Even with the background in place when I started working on the older sister, It was hard not to doubt my color choices while I was painting the face.  Everything looked way to dark, and very purple.  But once I had the hair blocked in, everything seemed to snap into place.  It’s a fascinating phenomenon, to me, how at a certain point, enough visual information is in place for your brain to stop reacting to the paint on the canvas as a lot of weird, colored shapes, and  instead recognize a particular object in a particular kind of light.  Once that switch gets flipped, refining the colors and forms is so much easier.

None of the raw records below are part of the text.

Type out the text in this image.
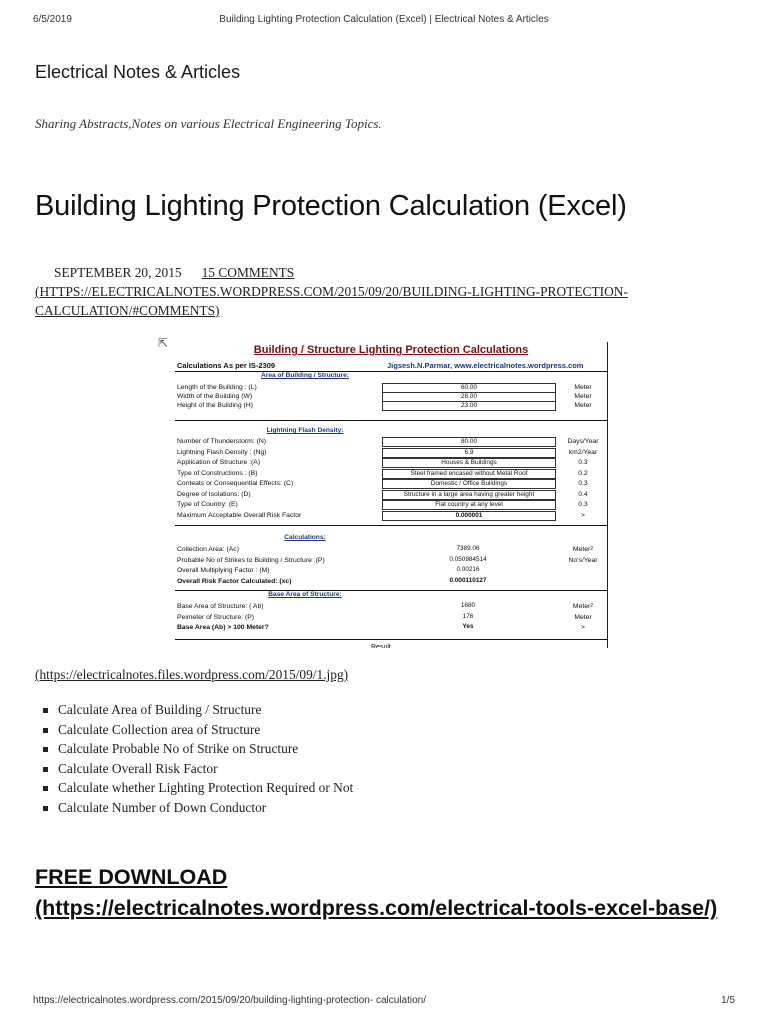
6/5/2019	Building Lighting Protection Calculation (Excel) | Electrical Notes & Articles
Electrical Notes & Articles
Sharing Abstracts,Notes on various Electrical Engineering Topics.
Building Lighting Protection Calculation (Excel)
SEPTEMBER 20, 2015 15 COMMENTS
(HTTPS://ELECTRICALNOTES.WORDPRESS.COM/2015/09/20/BUILDING-LIGHTING-PROTECTION-CALCULATION/#COMMENTS)
⇱	Building / Structure Lighting Protection Calculations
Calculations As per IS-2309	Jigsesh.N.Parmar, www.electricalnotes.wordpress.com
Area of Building / Structure:
Length of the Building : (L)	60.00	Meter
Width of the Building (W)	28.00	Meter
Height of the Building (H)	23.00	Meter
Lightning Flash Density:
Number of Thunderstorm: (N)	80.00	Days/Year
Lightning Flash Density : (Ng)	6.9	km2/Year
Application of Structure :(A)	Houses & Buildings	0.3
Type of Constructions : (B)	Steel framed encased without Metal Roof	0.2
Conteats or Consequential Effects: (C)	Domestic / Office Buildings	0.3
Degree of Isolations: (D)	Structure in a large area having greater height	0.4
Type of Country: (E)	Flat country at any level	0.3
Maximum Acceptable Overall Risk Factor	0.000001	>
Calculations:
Collection Area: (Ac)	7389.06	Meter$^2$
Probable No of Strikes to Building / Structure :(P)	0.050984514	No's/Year
Overall Multiplying Factor : (M)	0.00216
Overall Risk Factor Calculated: (xc)	0.000110127
Base Area of Structure:
Base Area of Structure: ( Ab)	1680	Meter$^2$
Peimeter of Structure: (P)	176	Meter
Base Area (Ab) > 100 Meter?	Yes	>
Result
(https://electricalnotes.files.wordpress.com/2015/09/1.jpg)
Calculate Area of Building / Structure
Calculate Collection area of Structure
Calculate Probable No of Strike on Structure
Calculate Overall Risk Factor
Calculate whether Lighting Protection Required or Not
Calculate Number of Down Conductor
FREE DOWNLOAD
(https://electricalnotes.wordpress.com/electrical-tools-excel-base/)
https://electricalnotes.wordpress.com/2015/09/20/building-lighting-protection- calculation/	1/5
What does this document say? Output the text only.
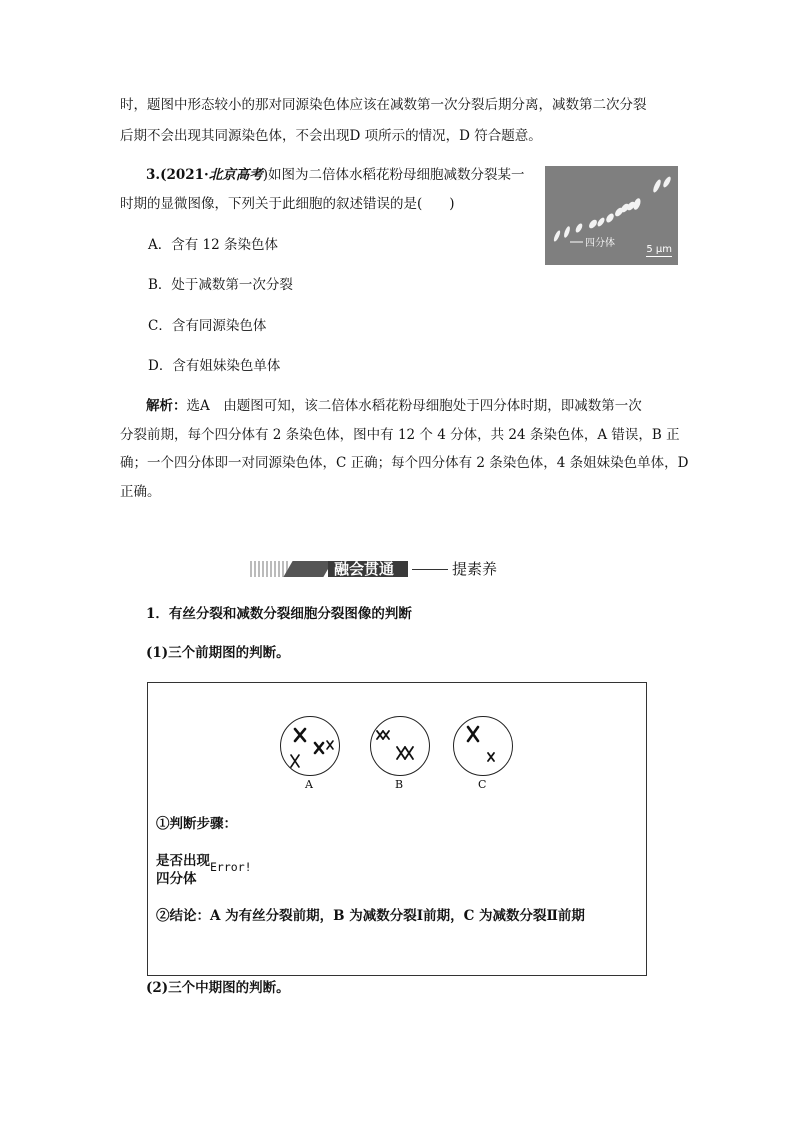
时，题图中形态较小的那对同源染色体应该在减数第一次分裂后期分离，减数第二次分裂
后期不会出现其同源染色体，不会出现D 项所示的情况，D 符合题意。
3.(2021·北京高考)如图为二倍体水稻花粉母细胞减数分裂某一
时期的显微图像，下列关于此细胞的叙述错误的是(　　)
四分体
5 μm
A．含有 12 条染色体
B．处于减数第一次分裂
C．含有同源染色体
D．含有姐妹染色单体
解析：选A　由题图可知，该二倍体水稻花粉母细胞处于四分体时期，即减数第一次
分裂前期，每个四分体有 2 条染色体，图中有 12 个 4 分体，共 24 条染色体，A 错误，B 正
确；一个四分体即一对同源染色体，C 正确；每个四分体有 2 条染色体，4 条姐妹染色单体，D
正确。
融会贯通	提素养
1．有丝分裂和减数分裂细胞分裂图像的判断
(1)三个前期图的判断。
A	B	C
①判断步骤：
是否出现
四分体
Error!
②结论：A 为有丝分裂前期，B 为减数分裂Ⅰ前期，C 为减数分裂Ⅱ前期
(2)三个中期图的判断。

Once one section of the figure is finished, in this case the head, painting the rest of the flesh tones is usually much easier.  The color still looked much too dark on the palette, but once they were on the canvas, their relationship to the finished face made them feel correct.  I continued working from back to front so that I was never trying to paint up against a finished edge.

The darker color palette in the shadows really started to feel right after the white pages of the book were finished.


I kept moving forward, painting the shirt, the shorts, the right leg and the left shoe.  By now color decisions were pretty easy.   There was a lot of visual context for them, and I was familiar with the palette from previous days of painting in the same area.

I generally take some photographs of my progress at the end of each work day.  It allows me to get a different view on the painting, and I often catch little things I need to fix.  It also serves as a sort of visual work diary.  What is often very interesting about photographing paintings in progress, is how the camera interprets the image.  Even my Nikon DSLR has a really hard time with exposure and white balance, often requiring that I shoot in full manual mode…but my phone camera, which uses complex algorithms to try and make every shot as ‘good’ as possible, can get really freaked out.  I can usually tell when the color scheme of a painting is starting to work when the cameras stop trying to ‘fix’ the flesh tones.  That finally started happening at this point…although the wee computer brain was still certain the exposure was wrong.


With the completion of the right arm, the older sister was finished.